In general, I never minded being called to a sick child out-of-hours. But being asked to see an adult with a sore
throat at 2am was unnecessary, as were the ones where it emerged the problem had been brewing for several
months, yet the patient hadn’t darkened the surgery door since the symptoms began. The drunken request was another abomination – I still remember gnashing my teeth after seeing someone in the early hours of a Monday morning following an accident at the local nightclub.
It quickly became obvious that my urgent presence at 2am had little to do with the minor foot injury and was really about the need to have a doctor document the issue, as the already salivating boyfriend focused on the payout that would surely emerge after a case against the business was taken. Anyway, with the advent of the well-structured co-ops, house call rates continued to fall, making them the exception rather than the rule in current practice.
Yet, despite being a poor use of medical resources, you rarely came away from a call without learning something about the patient and their family. It was often the kind of snippet that would become suddenly relevant, some months or even years later, in the context of a completely different presentation to the one that led to the earlier house call.
And in a fascinating juxtaposition of the old and the new, the surge in telemedicine in the last 18 months or so has afforded us some additional glimpses into patients’ lives. The formality of the consultation has been eroded and there are now many new tales of how patients present at their telemedicine visit. More than one person has tried to simultaneously participate in a Zoom work meeting while also seeing the doctor. This rarely works out as the patient is flooded with questions from their work meeting while also trying to answer medical questions. Another patient multi-tasked her appointment with preparing a large meal for her family, peppering her
visit with a cacophony of kitchen sounds as a variety of utensils, including ladles, spatulas, and knives flashed in front of the bemused doctor.
And what about many difficult conversations we have had with foreheads, arms, legs, and torsos that bounce around the screen as the patient gestures with their hand and their smartphone on which they’re conducting the visit?
Writing in the online journal Medscape, two US neurologists described the following telemedicine encounter: “A middle-aged woman presented to our clinic with a constellation of vague symptoms, including headaches and fatigue, which had mysteriously started in spring 2020.
Quickly scanning her video presentation showed a bright white sheen of snow-covered trees peeking through the sloped windows of her car. “After confirming that she was not in motion, the patient revealed that the interior of her car was the only space where she could find the necessary solitude for this appointment. The pandemic had closed the school for her four children, all under 10 and they were now home indefinitely.”

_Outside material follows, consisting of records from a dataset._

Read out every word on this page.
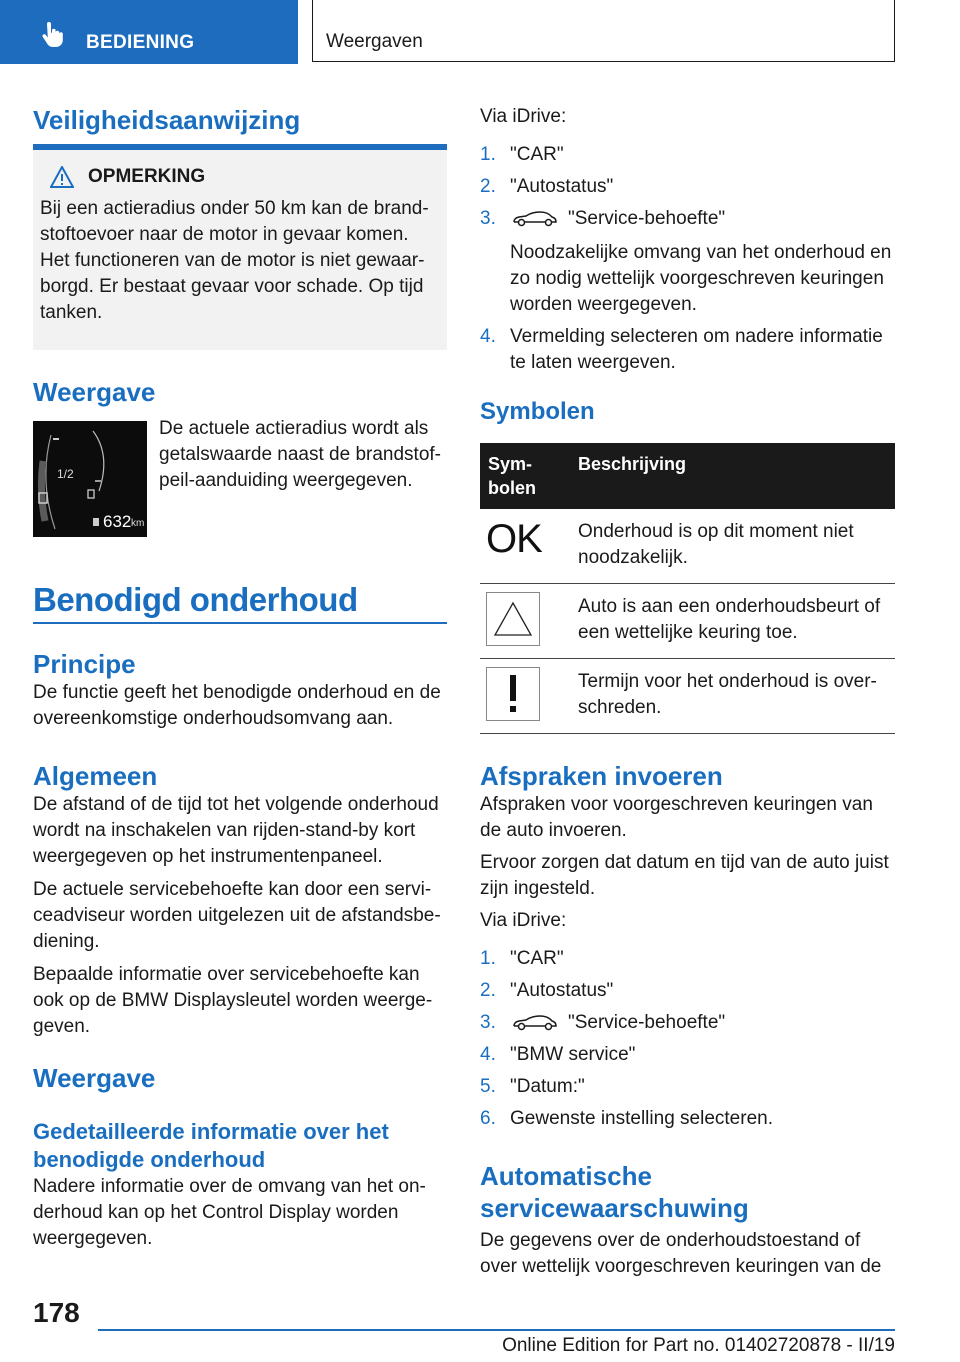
BEDIENING	Weergaven
Veiligheidsaanwijzing
OPMERKING

Bij een actieradius onder 50 km kan de brand-

stoftoevoer naar de motor in gevaar komen.

Het functioneren van de motor is niet gewaar-

borgd. Er bestaat gevaar voor schade. Op tijd

tanken.

Weergave
1/2
632 km

De actuele actieradius wordt als

getalswaarde naast de brandstof-

peil-aanduiding weergegeven.

Benodigd onderhoud
Principe

De functie geeft het benodigde onderhoud en de

overeenkomstige onderhoudsomvang aan.

Algemeen

De afstand of de tijd tot het volgende onderhoud

wordt na inschakelen van rijden-stand-by kort

weergegeven op het instrumentenpaneel.

De actuele servicebehoefte kan door een servi-

ceadviseur worden uitgelezen uit de afstandsbe-

diening.

Bepaalde informatie over servicebehoefte kan

ook op de BMW Displaysleutel worden weerge-

geven.

Weergave
Gedetailleerde informatie over het
benodigde onderhoud

Nadere informatie over de omvang van het on-

derhoud kan op het Control Display worden

weergegeven.

Via iDrive:

1. "CAR"
2. "Autostatus"
3.	"Service-behoefte"

Noodzakelijke omvang van het onderhoud en zo nodig wettelijk voorgeschreven keuringen worden weergegeven.

4. Vermelding selecteren om nadere informatie te laten weergeven.
Symbolen
Sym-
bolen	Beschrijving

OK	Onderhoud is op dit moment niet noodzakelijk.

	Auto is aan een onderhoudsbeurt of een wettelijke keuring toe.

	Termijn voor het onderhoud is over-schreden.
Afspraken invoeren

Afspraken voor voorgeschreven keuringen van de auto invoeren.

Ervoor zorgen dat datum en tijd van de auto juist zijn ingesteld.

Via iDrive:

1. "CAR"
2. "Autostatus"
3.	"Service-behoefte"
4. "BMW service"
5. "Datum:"
6. Gewenste instelling selecteren.
Automatische servicewaarschuwing

De gegevens over de onderhoudstoestand of over wettelijk voorgeschreven keuringen van de

178
Online Edition for Part no. 01402720878 - II/19
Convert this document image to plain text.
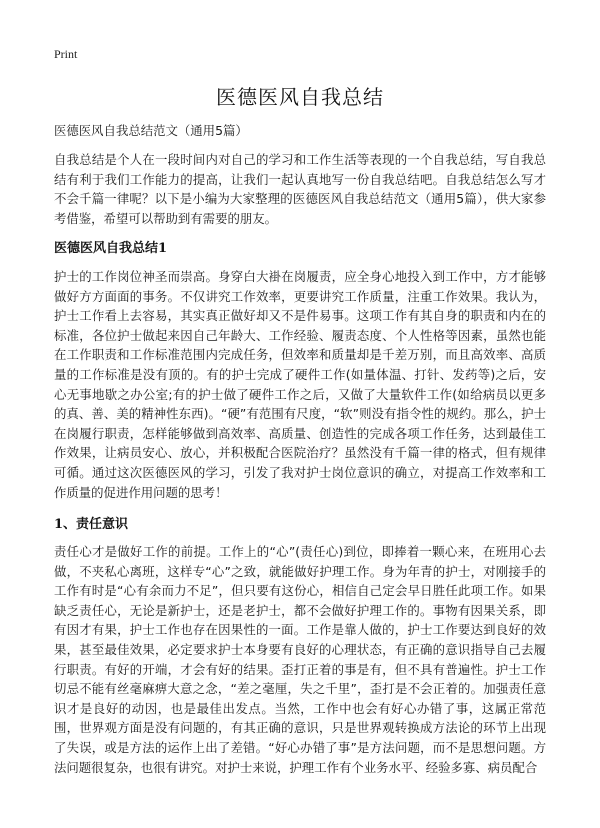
Print
医德医风自我总结
医德医风自我总结范文（通用5篇）
自我总结是个人在一段时间内对自己的学习和工作生活等表现的一个自我总结，写自我总结有利于我们工作能力的提高，让我们一起认真地写一份自我总结吧。自我总结怎么写才不会千篇一律呢？以下是小编为大家整理的医德医风自我总结范文（通用5篇），供大家参考借鉴，希望可以帮助到有需要的朋友。
医德医风自我总结1
护士的工作岗位神圣而崇高。身穿白大褂在岗履责，应全身心地投入到工作中，方才能够做好方方面面的事务。不仅讲究工作效率，更要讲究工作质量，注重工作效果。我认为，护士工作看上去容易，其实真正做好却又不是件易事。这项工作有其自身的职责和内在的标准，各位护士做起来因自己年龄大、工作经验、履责态度、个人性格等因素，虽然也能在工作职责和工作标准范围内完成任务，但效率和质量却是千差万别，而且高效率、高质量的工作标准是没有顶的。有的护士完成了硬件工作(如量体温、打针、发药等)之后，安心无事地歇之办公室;有的护士做了硬件工作之后，又做了大量软件工作(如给病员以更多的真、善、美的精神性东西)。“硬”有范围有尺度，“软”则没有指令性的规约。那么，护士在岗履行职责，怎样能够做到高效率、高质量、创造性的完成各项工作任务，达到最佳工作效果，让病员安心、放心，并积极配合医院治疗？虽然没有千篇一律的格式，但有规律可循。通过这次医德医风的学习，引发了我对护士岗位意识的确立，对提高工作效率和工作质量的促进作用问题的思考！
1、责任意识
责任心才是做好工作的前提。工作上的“心”(责任心)到位，即捧着一颗心来，在班用心去做，不夹私心离班，这样专“心”之致，就能做好护理工作。身为年青的护士，对刚接手的工作有时是“心有余而力不足”，但只要有这份心，相信自己定会早日胜任此项工作。如果缺乏责任心，无论是新护士，还是老护士，都不会做好护理工作的。事物有因果关系，即有因才有果，护士工作也存在因果性的一面。工作是靠人做的，护士工作要达到良好的效果，甚至最佳效果，必定要求护士本身要有良好的心理状态，有正确的意识指导自己去履行职责。有好的开端，才会有好的结果。歪打正着的事是有，但不具有普遍性。护士工作切忌不能有丝毫麻痹大意之念，“差之毫厘，失之千里”，歪打是不会正着的。加强责任意识才是良好的动因，也是最佳出发点。当然，工作中也会有好心办错了事，这属正常范围，世界观方面是没有问题的，有其正确的意识，只是世界观转换成方法论的环节上出现了失误，或是方法的运作上出了差错。“好心办错了事”是方法问题，而不是思想问题。方法问题很复杂，也很有讲究。对护士来说，护理工作有个业务水平、经验多寡、病员配合
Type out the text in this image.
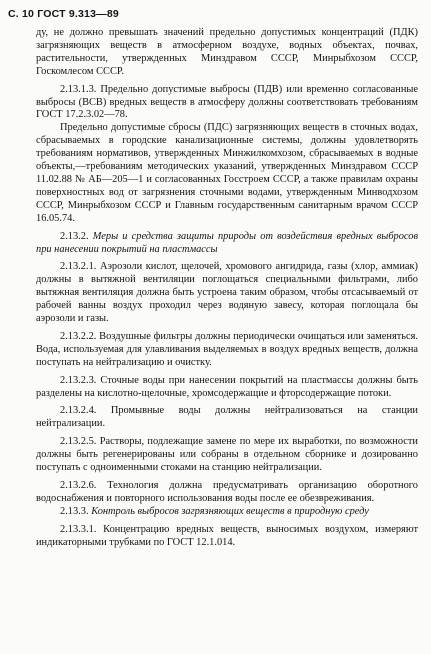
С. 10 ГОСТ 9.313—89

ду, не должно превышать значений предельно допустимых концентраций (ПДК) загрязняющих веществ в атмосферном воздухе, водных объектах, почвах, растительности, утвержденных Минздравом СССР, Минрыбхозом СССР, Госкомлесом СССР.

2.13.1.3. Предельно допустимые выбросы (ПДВ) или временно согласованные выбросы (ВСВ) вредных веществ в атмосферу должны соответствовать требованиям ГОСТ 17.2.3.02—78.

Предельно допустимые сбросы (ПДС) загрязняющих веществ в сточных водах, сбрасываемых в городские канализационные системы, должны удовлетворять требованиям нормативов, утвержденных Минжилкомхозом, сбрасываемых в водные объекты,—требованиям методических указаний, утвержденных Минздравом СССР 11.02.88 № АБ—205—1 и согласованных Госстроем СССР, а также правилам охраны поверхностных вод от загрязнения сточными водами, утвержденным Минводхозом СССР, Минрыбхозом СССР и Главным государственным санитарным врачом СССР 16.05.74.

2.13.2. Меры и средства защиты природы от воздействия вредных выбросов при нанесении покрытий на пластмассы

2.13.2.1. Аэрозоли кислот, щелочей, хромового ангидрида, газы (хлор, аммиак) должны в вытяжной вентиляции поглощаться специальными фильтрами, либо вытяжная вентиляция должна быть устроена таким образом, чтобы отсасываемый от рабочей ванны воздух проходил через водяную завесу, которая поглощала бы аэрозоли и газы.

2.13.2.2. Воздушные фильтры должны периодически очищаться или заменяться. Вода, используемая для улавливания выделяемых в воздух вредных веществ, должна поступать на нейтрализацию и очистку.

2.13.2.3. Сточные воды при нанесении покрытий на пластмассы должны быть разделены на кислотно-щелочные, хромсодержащие и фторсодержащие потоки.

2.13.2.4. Промывные воды должны нейтрализоваться на станции нейтрализации.

2.13.2.5. Растворы, подлежащие замене по мере их выработки, по возможности должны быть регенерированы или собраны в отдельном сборнике и дозированно поступать с одноименными стоками на станцию нейтрализации.

2.13.2.6. Технология должна предусматривать организацию оборотного водоснабжения и повторного использования воды после ее обезвреживания.

2.13.3. Контроль выбросов загрязняющих веществ в природную среду

2.13.3.1. Концентрацию вредных веществ, выносимых воздухом, измеряют индикаторными трубками по ГОСТ 12.1.014.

These visual insights enabled the doctors to correctly focus on anxiety and depression as the likely cause of the
It’s also potentially more difficult to hide unhealthy habits from your doctor in a remote consultation. One avowed non-smoker appeared on screen casually smoking a cigarette and continued to chain-smoke throughout the consultation without ever noting or attempting to conceal the behaviour. Then there was the patient with
peptic ulcer disease who had several cups of coffee during the telemedicine visit, while a half empty bottle of
vodka sat accusingly on the table in front of him.
I’m sure patients have equally interesting comments about the temporary surroundings we doctors are
obliged to use when confined to our homes. Despite patients’ and doctors’ relative lack of sophistication and the occasional unintended revelation, telemedicine has proved its worth and is here to stay.